Personally, I’ve made the choice to discount my fee directly to my clients. I find it much more enjoyable than getting the same amount only after a painful dance with the insurance industry. It’s great if you make a different choice. But don’t forget that with greater participation comes greater scrutiny. When you play with the insurance companies, they set the rules, and they can always find a way to win, even when playing with professions far more powerful than ours.


The Biggest Problem

facing the profession today is….  I’m sure we could (and will in the next few months) come up with quite a list to choose from.  I bet if you asked a random sampling of acupuncturists today, a significant percentage would say it is that most insurance and medicare doesn’t cover acupuncture.  Certainly a lot of energy has been spent trying to change that, last week’s petition drive only one example.

If I had a magic wand and magically made acupuncture part of the medicare system and required that all insurance companies covered it, would it serve our profession?  I’m not so sure, and there are lots of reasons why.
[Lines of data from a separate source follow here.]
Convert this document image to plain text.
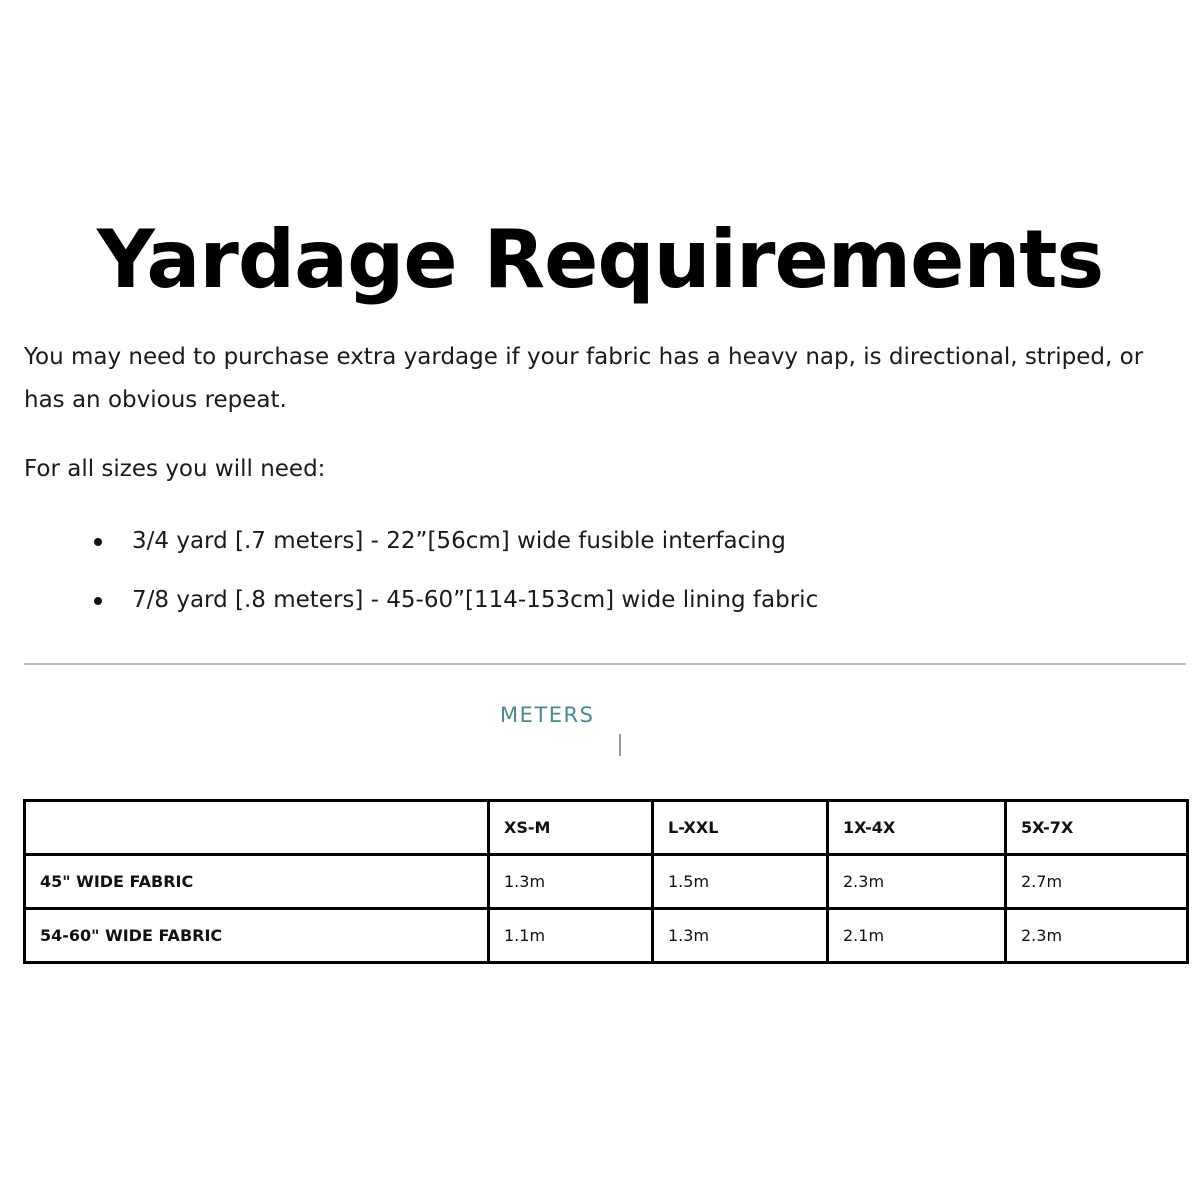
Yardage Requirements

You may need to purchase extra yardage if your fabric has a heavy nap, is directional, striped, or has an obvious repeat.

For all sizes you will need:

3/4 yard [.7 meters] - 22”[56cm] wide fusible interfacing
7/8 yard [.8 meters] - 45-60”[114-153cm] wide lining fabric
METERS
	XS-M	L-XXL	1X-4X	5X-7X
45" WIDE FABRIC	1.3m	1.5m	2.3m	2.7m
54-60" WIDE FABRIC	1.1m	1.3m	2.1m	2.3m
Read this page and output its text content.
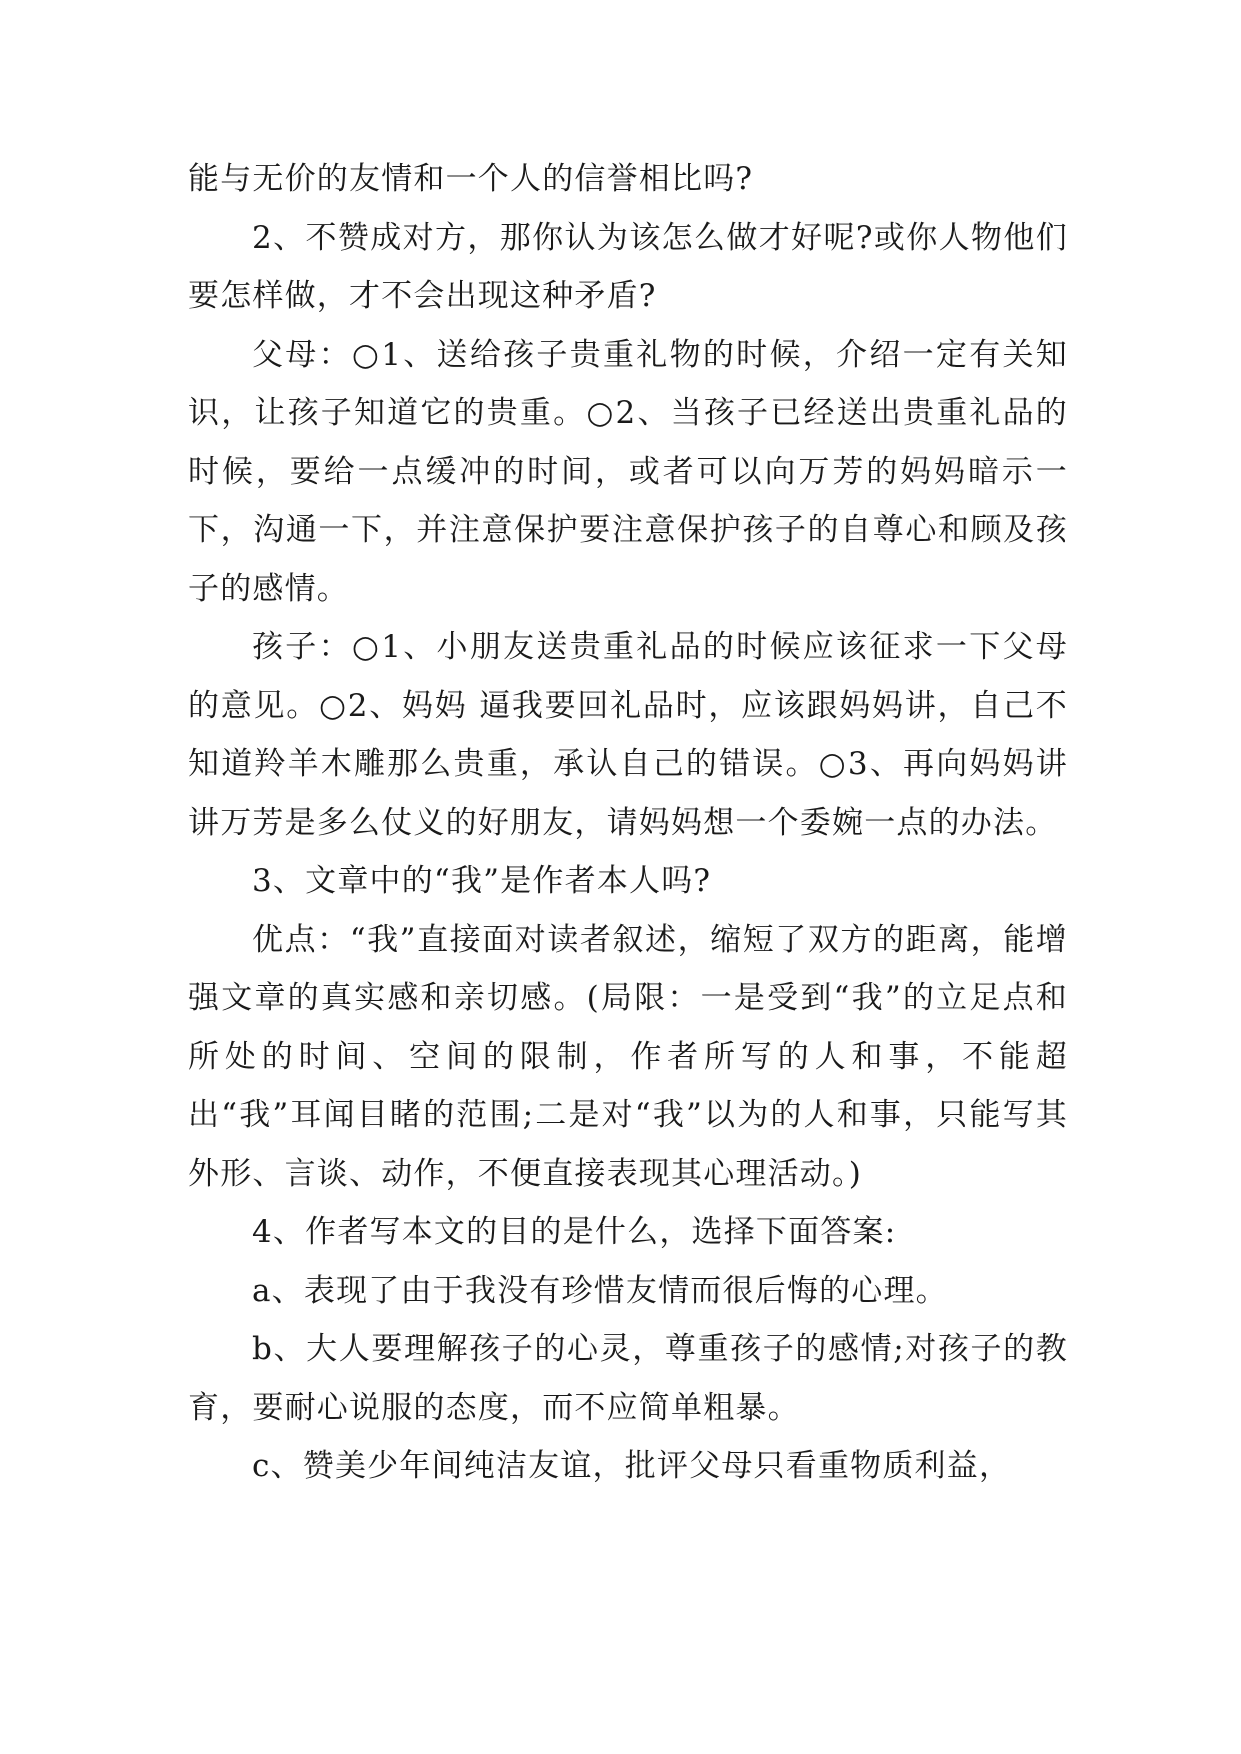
能与无价的友情和一个人的信誉相比吗?

2、不赞成对方，那你认为该怎么做才好呢?或你人物他们要怎样做，才不会出现这种矛盾?

父母：○1、送给孩子贵重礼物的时候，介绍一定有关知识，让孩子知道它的贵重。○2、当孩子已经送出贵重礼品的时候，要给一点缓冲的时间，或者可以向万芳的妈妈暗示一下，沟通一下，并注意保护要注意保护孩子的自尊心和顾及孩子的感情。

孩子：○1、小朋友送贵重礼品的时候应该征求一下父母的意见。○2、妈妈 逼我要回礼品时，应该跟妈妈讲，自己不知道羚羊木雕那么贵重，承认自己的错误。○3、再向妈妈讲讲万芳是多么仗义的好朋友，请妈妈想一个委婉一点的办法。

3、文章中的“我”是作者本人吗?

优点：“我”直接面对读者叙述，缩短了双方的距离，能增强文章的真实感和亲切感。(局限：一是受到“我”的立足点和所处的时间、空间的限制，作者所写的人和事，不能超出“我”耳闻目睹的范围;二是对“我”以为的人和事，只能写其外形、言谈、动作，不便直接表现其心理活动。)

4、作者写本文的目的是什么，选择下面答案:

a、表现了由于我没有珍惜友情而很后悔的心理。

b、大人要理解孩子的心灵，尊重孩子的感情;对孩子的教育，要耐心说服的态度，而不应简单粗暴。

c、赞美少年间纯洁友谊，批评父母只看重物质利益，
One consideration is that a significant percentage of people in the U.S. do not live or work a reasonable distance from an acupuncturist.  If a program were put in place tomorrow that paid for acupuncture treatment, no questions asked, for every citizen, many, many folks would still go without.  We still have six states without licensure.  In most states with licensure there are large areas with no practitioners, and even in areas with acupuncturists there may not be enough to handle a large influx of new patients.  (This is why it made sense for the ACA to default to existing large plans in a state — the system had already begun to address delivery.)

More on this soon.  For now, ponder where people would get acupuncture if, all of a sudden, lots more people wanted it.  Are there other issues that should be a higher priority?